And we used to be like, what's your mom's maiden name?
And then we'd just call the dude by their mom's made name like all practice.
Instead of like, yo, uh, Andrews, we'd say their mom's maiden name.
And it was so fucked up.
So people are just calling me Mahatsky for two practices straight.
Mahatsky sounds like a pretty nasty ass linebacker.
Yeah, it does.
You know, that's not bad.
Like, that's like, Mahatsky.
But like, how do you spell it?
Yeah, I know.
So I'd be calling my mom with security questions on, like...
Dude, yeah, because you would think, like, if it was like...
There's a TZKE in there somewhere that you can't even...
Yeah.
Can't put your finger on it.
I got it saved in the nuts.
Such a linebacker, though.
What about you?
McKinney.
Ooh.
Yeah.
All right.
But such a linebacker, though, man.
Just the longest nice name on the back, cowboy collar.

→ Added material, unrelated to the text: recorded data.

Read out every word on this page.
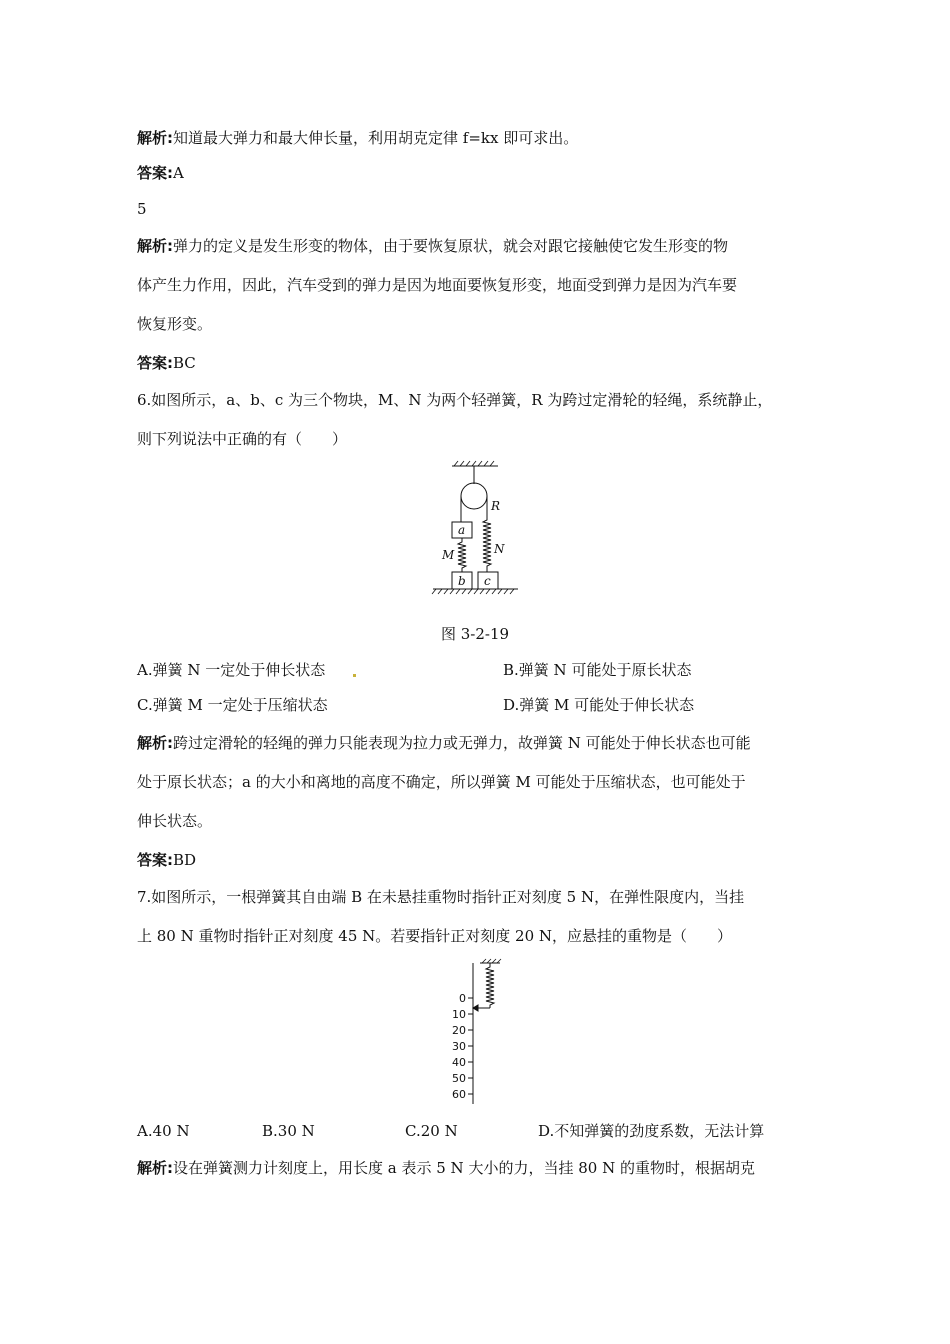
解析:知道最大弹力和最大伸长量，利用胡克定律 f=kx 即可求出。
答案:A
5
解析:弹力的定义是发生形变的物体，由于要恢复原状，就会对跟它接触使它发生形变的物
体产生力作用，因此，汽车受到的弹力是因为地面要恢复形变，地面受到弹力是因为汽车要
恢复形变。
答案:BC
6.如图所示，a、b、c 为三个物块，M、N 为两个轻弹簧，R 为跨过定滑轮的轻绳，系统静止，
则下列说法中正确的有（　　）
R
a
M	N
b c
图 3-2-19
A.弹簧 N 一定处于伸长状态	B.弹簧 N 可能处于原长状态
C.弹簧 M 一定处于压缩状态	D.弹簧 M 可能处于伸长状态
解析:跨过定滑轮的轻绳的弹力只能表现为拉力或无弹力，故弹簧 N 可能处于伸长状态也可能
处于原长状态；a 的大小和离地的高度不确定，所以弹簧 M 可能处于压缩状态，也可能处于
伸长状态。
答案:BD
7.如图所示，一根弹簧其自由端 B 在未悬挂重物时指针正对刻度 5 N，在弹性限度内，当挂
上 80 N 重物时指针正对刻度 45 N。若要指针正对刻度 20 N，应悬挂的重物是（　　）
0
10
20
30
40
50
60
A.40 N	B.30 N	C.20 N	D.不知弹簧的劲度系数，无法计算
解析:设在弹簧测力计刻度上，用长度 a 表示 5 N 大小的力，当挂 80 N 的重物时，根据胡克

Hey, you know, you're thinking of?
No gloves.
Chad Bratsky.
Hey, Bill Romanowski.
Where to go?
Oh.
I feel like Clemson for some reason.
Hey, why?
Can you look up where Chad Bratsky
wants to go into college?
It's either Clemson or Boston College.
This is so funny.
This is the most real-life shit we've ever done.
B-R-A-T-Z-K-E.
Not that I know.
Call his mom asked my husband.
B-R-A-T.
Right there, right there, right there.
College, college, college, college.
East?
Wait, Eastern Kentucky?
Oh, damn.
Yeah, you knew he wasn't a D1 guy.
Damn.
He looks, dude, look at that ball.
He's a guy that's more ready to hit somebody.
Show me him.
Also, he's definitely the guy who played the choo-choo train on Waterboy.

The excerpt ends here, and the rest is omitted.